= List of BBS software =

List of non-internet BBS programs

This is a list of notable bulletin board system (BBS) software packages.

== Multi-platform ==
- Citadel - originally written for the CP/M operating system, had many forks for different systems under different names.
- CONFER - CONFER II on the MTS, CONFER U on Unix and CONFER V on VAX/VMS, written by Robert Parnes starting in 1975.
- Mystic BBS - written by James Coyle with versions for Windows/Linux/ARM Linux/OSX. Past versions: MS-DOS and OS/2.
- Synchronet - Windows/Linux/BSD, past versions: MS-DOS and OS/2.
- WWIV - WWIV v5.x is supported on both Windows 7+ 32bit as well as Linux 32bit and 64bit. Written by Wayne Bell, included WWIVNet.
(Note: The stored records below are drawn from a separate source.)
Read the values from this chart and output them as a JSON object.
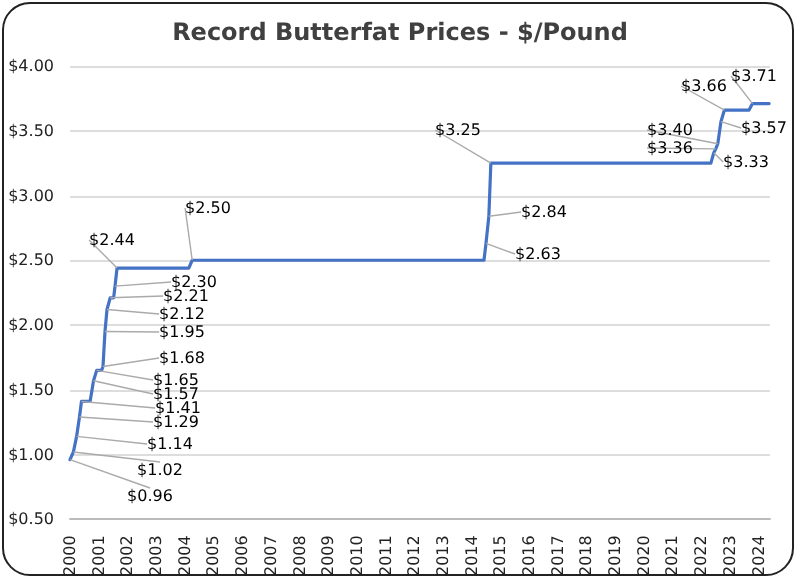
{
  "chart_data": {
    "type": "line",
    "title": "Record Butterfat Prices - $/Pound",
    "x": [
      2000.0,
      2000.12,
      2000.23,
      2000.33,
      2000.4,
      2000.7,
      2000.82,
      2000.93,
      2001.1,
      2001.15,
      2001.22,
      2001.29,
      2001.4,
      2001.52,
      2001.57,
      2001.64,
      2004.14,
      2004.26,
      2014.43,
      2014.5,
      2014.6,
      2014.67,
      2022.34,
      2022.44,
      2022.51,
      2022.58,
      2022.69,
      2022.81,
      2023.67,
      2023.79,
      2024.37
    ],
    "series": [
      {
        "color": "#4472c4",
        "values": [
          0.96,
          1.02,
          1.14,
          1.29,
          1.41,
          1.41,
          1.57,
          1.65,
          1.65,
          1.68,
          1.95,
          2.12,
          2.21,
          2.21,
          2.3,
          2.44,
          2.44,
          2.5,
          2.5,
          2.63,
          2.84,
          3.25,
          3.25,
          3.33,
          3.36,
          3.4,
          3.57,
          3.66,
          3.66,
          3.71,
          3.71
        ],
        "value_labels": [
          "$0.96",
          "$1.02",
          "$1.14",
          "$1.29",
          "$1.41",
          null,
          "$1.57",
          "$1.65",
          null,
          "$1.68",
          "$1.95",
          "$2.12",
          "$2.21",
          null,
          "$2.30",
          "$2.44",
          null,
          "$2.50",
          null,
          "$2.63",
          "$2.84",
          "$3.25",
          null,
          "$3.33",
          "$3.36",
          "$3.40",
          "$3.57",
          "$3.66",
          null,
          "$3.71",
          null
        ]
      }
    ],
    "xlim": [
      2000,
      2024.4
    ],
    "xticks": [
      2000,
      2001,
      2002,
      2003,
      2004,
      2005,
      2006,
      2007,
      2008,
      2009,
      2010,
      2011,
      2012,
      2013,
      2014,
      2015,
      2016,
      2017,
      2018,
      2019,
      2020,
      2021,
      2022,
      2023,
      2024
    ],
    "ylim": [
      0.5,
      4.0
    ],
    "yticks": [
      {
        "value": 0.5,
        "label": "$0.50"
      },
      {
        "value": 1.0,
        "label": "$1.00"
      },
      {
        "value": 1.5,
        "label": "$1.50"
      },
      {
        "value": 2.0,
        "label": "$2.00"
      },
      {
        "value": 2.5,
        "label": "$2.50"
      },
      {
        "value": 3.0,
        "label": "$3.00"
      },
      {
        "value": 3.5,
        "label": "$3.50"
      },
      {
        "value": 4.0,
        "label": "$4.00"
      }
    ],
    "grid": "y",
    "marker": "none",
    "line_style": "solid"
  }
}
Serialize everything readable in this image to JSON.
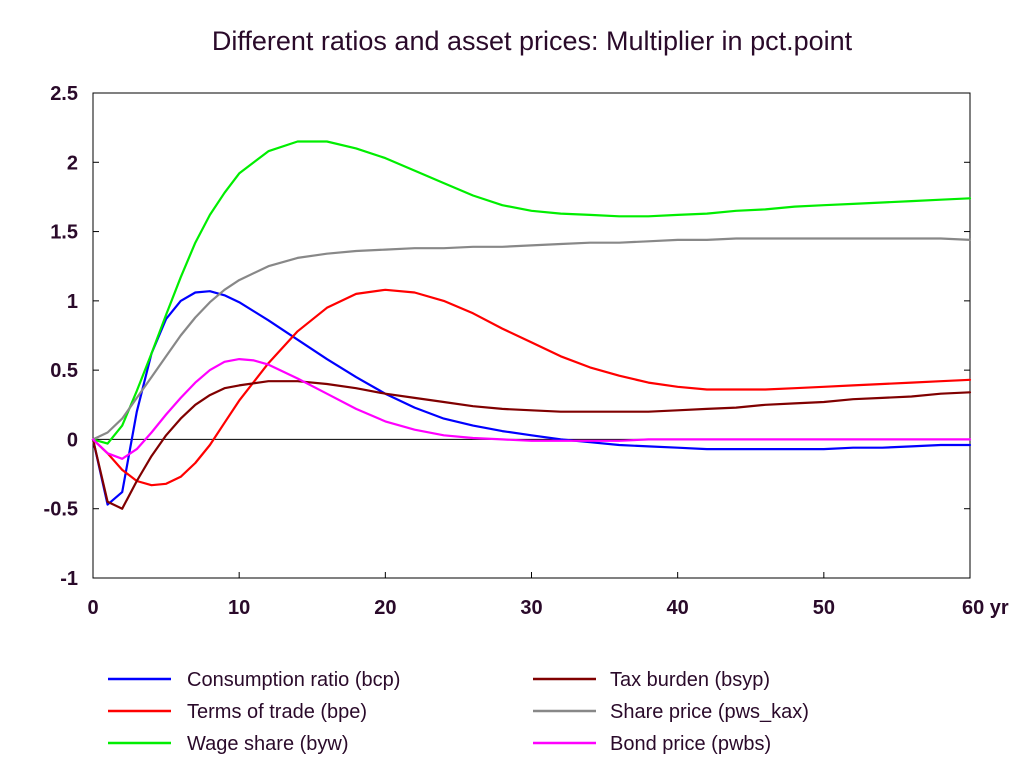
{
  "chart_data": {
    "type": "line",
    "title": "Different ratios and asset prices: Multiplier in pct.point",
    "xlabel": "",
    "ylabel": "",
    "xlim": [
      0,
      60
    ],
    "ylim": [
      -1,
      2.5
    ],
    "x_ticks": [
      0,
      10,
      20,
      30,
      40,
      50,
      60
    ],
    "x_tick_labels": [
      "0",
      "10",
      "20",
      "30",
      "40",
      "50",
      "60 yr"
    ],
    "y_ticks": [
      2.5,
      2,
      1.5,
      1,
      0.5,
      0,
      -0.5,
      -1
    ],
    "y_tick_labels": [
      "2.5",
      "2",
      "1.5",
      "1",
      "0.5",
      "0",
      "-0.5",
      "-1"
    ],
    "grid": false,
    "zero_line": true,
    "legend_position": "bottom",
    "series": [
      {
        "name": "Consumption ratio (bcp)",
        "color": "#0000ff",
        "points": [
          [
            0,
            0
          ],
          [
            1,
            -0.47
          ],
          [
            2,
            -0.38
          ],
          [
            3,
            0.2
          ],
          [
            4,
            0.62
          ],
          [
            5,
            0.87
          ],
          [
            6,
            1.0
          ],
          [
            7,
            1.06
          ],
          [
            8,
            1.07
          ],
          [
            9,
            1.04
          ],
          [
            10,
            0.99
          ],
          [
            12,
            0.86
          ],
          [
            14,
            0.72
          ],
          [
            16,
            0.58
          ],
          [
            18,
            0.45
          ],
          [
            20,
            0.33
          ],
          [
            22,
            0.23
          ],
          [
            24,
            0.15
          ],
          [
            26,
            0.1
          ],
          [
            28,
            0.06
          ],
          [
            30,
            0.03
          ],
          [
            32,
            0.0
          ],
          [
            34,
            -0.02
          ],
          [
            36,
            -0.04
          ],
          [
            38,
            -0.05
          ],
          [
            40,
            -0.06
          ],
          [
            42,
            -0.07
          ],
          [
            44,
            -0.07
          ],
          [
            46,
            -0.07
          ],
          [
            48,
            -0.07
          ],
          [
            50,
            -0.07
          ],
          [
            52,
            -0.06
          ],
          [
            54,
            -0.06
          ],
          [
            56,
            -0.05
          ],
          [
            58,
            -0.04
          ],
          [
            60,
            -0.04
          ]
        ]
      },
      {
        "name": "Terms of trade (bpe)",
        "color": "#ff0000",
        "points": [
          [
            0,
            0
          ],
          [
            1,
            -0.1
          ],
          [
            2,
            -0.22
          ],
          [
            3,
            -0.3
          ],
          [
            4,
            -0.33
          ],
          [
            5,
            -0.32
          ],
          [
            6,
            -0.27
          ],
          [
            7,
            -0.17
          ],
          [
            8,
            -0.04
          ],
          [
            9,
            0.12
          ],
          [
            10,
            0.28
          ],
          [
            12,
            0.55
          ],
          [
            14,
            0.78
          ],
          [
            16,
            0.95
          ],
          [
            18,
            1.05
          ],
          [
            20,
            1.08
          ],
          [
            22,
            1.06
          ],
          [
            24,
            1.0
          ],
          [
            26,
            0.91
          ],
          [
            28,
            0.8
          ],
          [
            30,
            0.7
          ],
          [
            32,
            0.6
          ],
          [
            34,
            0.52
          ],
          [
            36,
            0.46
          ],
          [
            38,
            0.41
          ],
          [
            40,
            0.38
          ],
          [
            42,
            0.36
          ],
          [
            44,
            0.36
          ],
          [
            46,
            0.36
          ],
          [
            48,
            0.37
          ],
          [
            50,
            0.38
          ],
          [
            52,
            0.39
          ],
          [
            54,
            0.4
          ],
          [
            56,
            0.41
          ],
          [
            58,
            0.42
          ],
          [
            60,
            0.43
          ]
        ]
      },
      {
        "name": "Wage share (byw)",
        "color": "#00ee00",
        "points": [
          [
            0,
            0
          ],
          [
            1,
            -0.03
          ],
          [
            2,
            0.1
          ],
          [
            3,
            0.35
          ],
          [
            4,
            0.62
          ],
          [
            5,
            0.9
          ],
          [
            6,
            1.17
          ],
          [
            7,
            1.42
          ],
          [
            8,
            1.62
          ],
          [
            9,
            1.78
          ],
          [
            10,
            1.92
          ],
          [
            12,
            2.08
          ],
          [
            14,
            2.15
          ],
          [
            16,
            2.15
          ],
          [
            18,
            2.1
          ],
          [
            20,
            2.03
          ],
          [
            22,
            1.94
          ],
          [
            24,
            1.85
          ],
          [
            26,
            1.76
          ],
          [
            28,
            1.69
          ],
          [
            30,
            1.65
          ],
          [
            32,
            1.63
          ],
          [
            34,
            1.62
          ],
          [
            36,
            1.61
          ],
          [
            38,
            1.61
          ],
          [
            40,
            1.62
          ],
          [
            42,
            1.63
          ],
          [
            44,
            1.65
          ],
          [
            46,
            1.66
          ],
          [
            48,
            1.68
          ],
          [
            50,
            1.69
          ],
          [
            52,
            1.7
          ],
          [
            54,
            1.71
          ],
          [
            56,
            1.72
          ],
          [
            58,
            1.73
          ],
          [
            60,
            1.74
          ]
        ]
      },
      {
        "name": "Tax burden (bsyp)",
        "color": "#800000",
        "points": [
          [
            0,
            0
          ],
          [
            1,
            -0.45
          ],
          [
            2,
            -0.5
          ],
          [
            3,
            -0.3
          ],
          [
            4,
            -0.12
          ],
          [
            5,
            0.03
          ],
          [
            6,
            0.15
          ],
          [
            7,
            0.25
          ],
          [
            8,
            0.32
          ],
          [
            9,
            0.37
          ],
          [
            10,
            0.39
          ],
          [
            12,
            0.42
          ],
          [
            14,
            0.42
          ],
          [
            16,
            0.4
          ],
          [
            18,
            0.37
          ],
          [
            20,
            0.33
          ],
          [
            22,
            0.3
          ],
          [
            24,
            0.27
          ],
          [
            26,
            0.24
          ],
          [
            28,
            0.22
          ],
          [
            30,
            0.21
          ],
          [
            32,
            0.2
          ],
          [
            34,
            0.2
          ],
          [
            36,
            0.2
          ],
          [
            38,
            0.2
          ],
          [
            40,
            0.21
          ],
          [
            42,
            0.22
          ],
          [
            44,
            0.23
          ],
          [
            46,
            0.25
          ],
          [
            48,
            0.26
          ],
          [
            50,
            0.27
          ],
          [
            52,
            0.29
          ],
          [
            54,
            0.3
          ],
          [
            56,
            0.31
          ],
          [
            58,
            0.33
          ],
          [
            60,
            0.34
          ]
        ]
      },
      {
        "name": "Share price (pws_kax)",
        "color": "#888888",
        "points": [
          [
            0,
            0
          ],
          [
            1,
            0.05
          ],
          [
            2,
            0.15
          ],
          [
            3,
            0.3
          ],
          [
            4,
            0.45
          ],
          [
            5,
            0.6
          ],
          [
            6,
            0.75
          ],
          [
            7,
            0.88
          ],
          [
            8,
            0.99
          ],
          [
            9,
            1.08
          ],
          [
            10,
            1.15
          ],
          [
            12,
            1.25
          ],
          [
            14,
            1.31
          ],
          [
            16,
            1.34
          ],
          [
            18,
            1.36
          ],
          [
            20,
            1.37
          ],
          [
            22,
            1.38
          ],
          [
            24,
            1.38
          ],
          [
            26,
            1.39
          ],
          [
            28,
            1.39
          ],
          [
            30,
            1.4
          ],
          [
            32,
            1.41
          ],
          [
            34,
            1.42
          ],
          [
            36,
            1.42
          ],
          [
            38,
            1.43
          ],
          [
            40,
            1.44
          ],
          [
            42,
            1.44
          ],
          [
            44,
            1.45
          ],
          [
            46,
            1.45
          ],
          [
            48,
            1.45
          ],
          [
            50,
            1.45
          ],
          [
            52,
            1.45
          ],
          [
            54,
            1.45
          ],
          [
            56,
            1.45
          ],
          [
            58,
            1.45
          ],
          [
            60,
            1.44
          ]
        ]
      },
      {
        "name": "Bond price (pwbs)",
        "color": "#ff00ff",
        "points": [
          [
            0,
            0
          ],
          [
            1,
            -0.1
          ],
          [
            2,
            -0.14
          ],
          [
            3,
            -0.07
          ],
          [
            4,
            0.05
          ],
          [
            5,
            0.18
          ],
          [
            6,
            0.3
          ],
          [
            7,
            0.41
          ],
          [
            8,
            0.5
          ],
          [
            9,
            0.56
          ],
          [
            10,
            0.58
          ],
          [
            11,
            0.57
          ],
          [
            12,
            0.54
          ],
          [
            14,
            0.44
          ],
          [
            16,
            0.33
          ],
          [
            18,
            0.22
          ],
          [
            20,
            0.13
          ],
          [
            22,
            0.07
          ],
          [
            24,
            0.03
          ],
          [
            26,
            0.01
          ],
          [
            28,
            0.0
          ],
          [
            30,
            -0.01
          ],
          [
            32,
            -0.01
          ],
          [
            34,
            -0.01
          ],
          [
            36,
            -0.01
          ],
          [
            38,
            0.0
          ],
          [
            40,
            0.0
          ],
          [
            45,
            0.0
          ],
          [
            50,
            0.0
          ],
          [
            55,
            0.0
          ],
          [
            60,
            0.0
          ]
        ]
      }
    ]
  }
}
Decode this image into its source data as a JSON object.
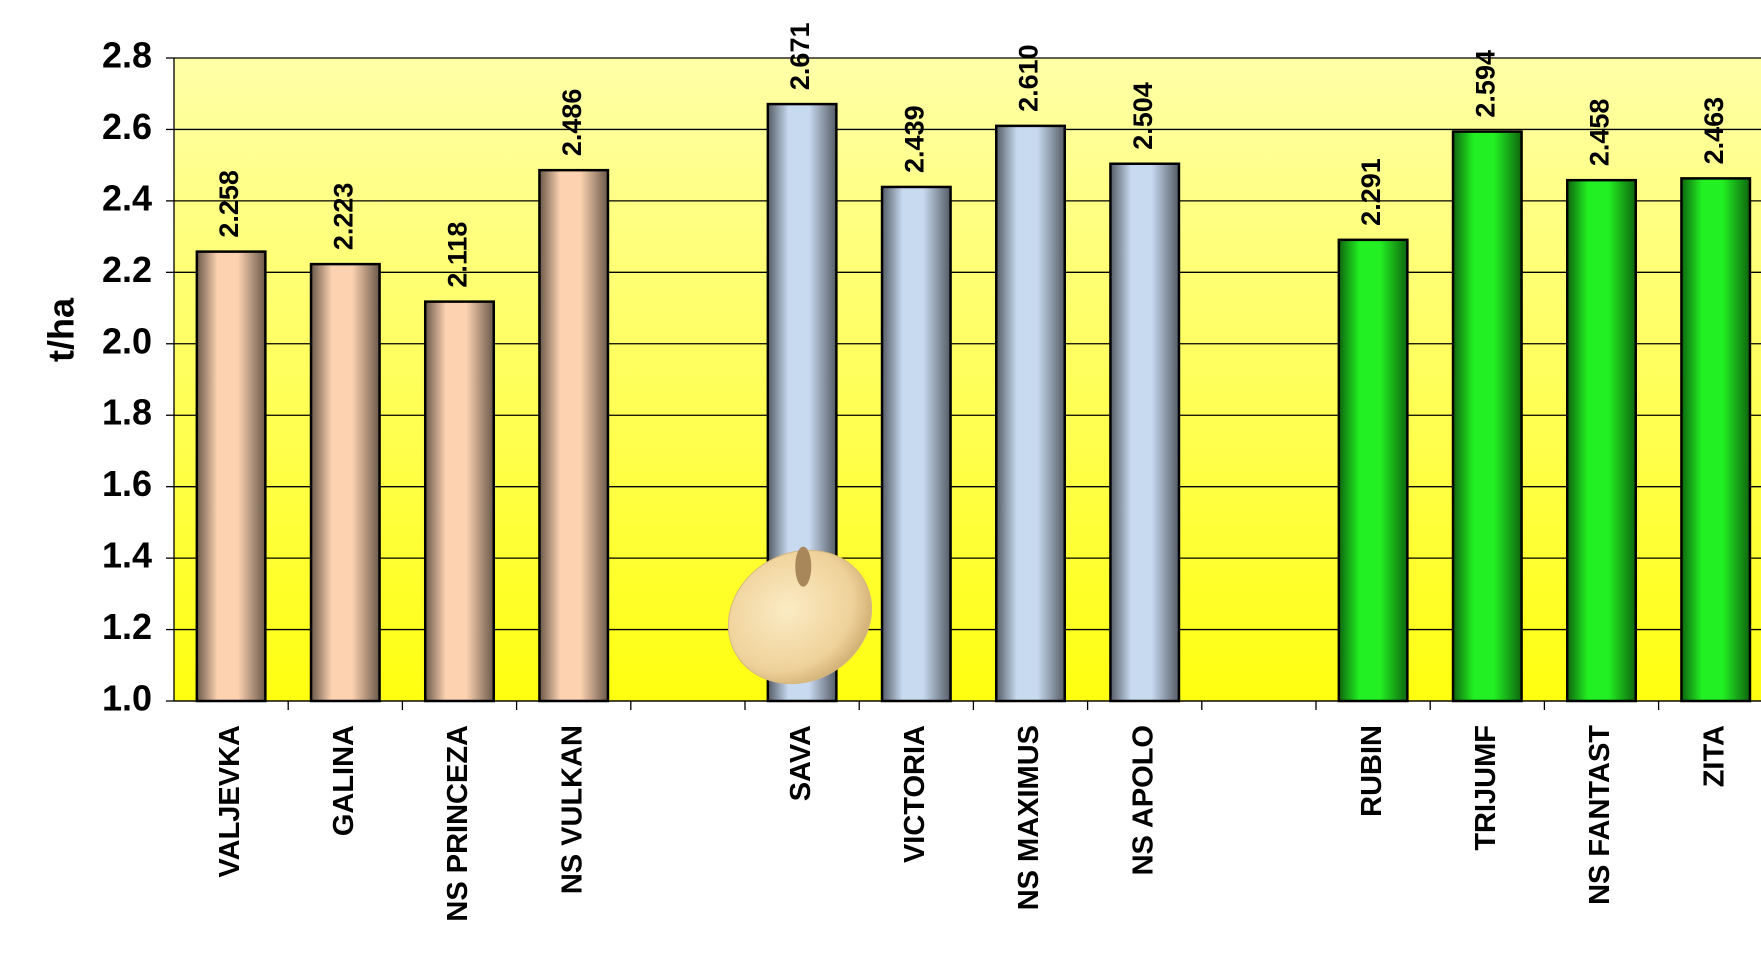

Past versions: MS-DOS and OS/2.

== Altos 68000 ==
- PicoSpan

== Amiga ==
- Ami-Express - aka "/X", very popular in the crackers/warez software scene.
- C-Net - aka "Cnet"

== Apple II ==
- Diversi-Dial (DDial) - Chat-room atmosphere supporting up to 7 incoming lines allowing links to other DDial boards.
- GBBS - Applesoft and assembler-based BBS program by Greg Schaeffer.
- GBBS Pro - based on the ACOS or MACOS (modified ACOS) language.
- Net-Works II - by Nick Naimo.
- SBBS - Sonic BBS by Patrick Sonnek.

== Atari 8-bit computers ==
- Atari Message Information System - and derivatives

== Commodore 64 ==
- Blue Board - by Martin Sikes.
- C*Base - by Gunther Birznieks, Jerome P. Yoner, and David Weinehall.
- C-Net DS2 - by Jim Selleck.
- Color64 - by Greg Pfountz.
- McBBS - by Derek E. McDonald.

== CP/M ==
- CBBS - The first ever BBS software, written by Ward Christensen.
- Citadel
- RBBS
- TBBS

== Macintosh ==
- Citadel - including Macadel, MacCitadel.
- FirstClass (SoftArc)
- Hermes
- Second Sight
- TeleFinder

== Microsoft Windows ==
- Excalibur BBS
- Maximus
- Mystic BBS

== MS-DOS and compatible ==
- Citadel - including DragCit, Cit86, TurboCit, Citadel+
- FBB (F6FBB) - packet radio BBS system, still in use.
- GBBS (Graphics BBS) - used in the Melbourne area.
- GT-Power
- L.S.D. BBS - written by The Slavelord of The Humble Guys (THG).
- The Major BBS
- Maximus
- McBBS - by Derek E. McDonald.
- Opus-CBCS - first written by Wynn Wagner III.
- PCBoard
- PegaSys
- ProBoard BBS - written by Philippe Leybaert (Belgium)
- QuickBBS - written by Adam Hudson, with assistance by Phil Becker.
- RBBS-PC
- RemoteAccess - written by Andrew Milner.
- Renegade - written by Cott Lang until 1997. Currently maintained by T.J. McMillen since 2003.
- RoboBOARD/FX - written by Seth Hamilton.
- Searchlight BBS (SLBBS)
- Spitfire
- SuperBBS - by Aki Antman and Risto Virkkala.
- TBBS
- TCL
- Telegard
- TAG
- Virtual Advanced - also known as VBBS.
- Waffle - written by Tom Dell, and supported UUCP (and Fidonet through extensions).
- Wildcat! - originally by Mustang Software.

== OS/2 ==
- Maximus
- PCBoard
- Virtual Advanced - also known as VBBS.

== TRS-80 ==
- Forum 80
- TBBS - by Phil Becker, for the Model III/4

== Unix and compatible ==
- Citadel - including Citadel/UX, Dave's Own Citadel.
- Firebird BBS - Linux-based.
- Major BBS
- Maple BBS
- Maximus
- PCBoard v16 - formerly by CDC, now by MP Solutions, LLC.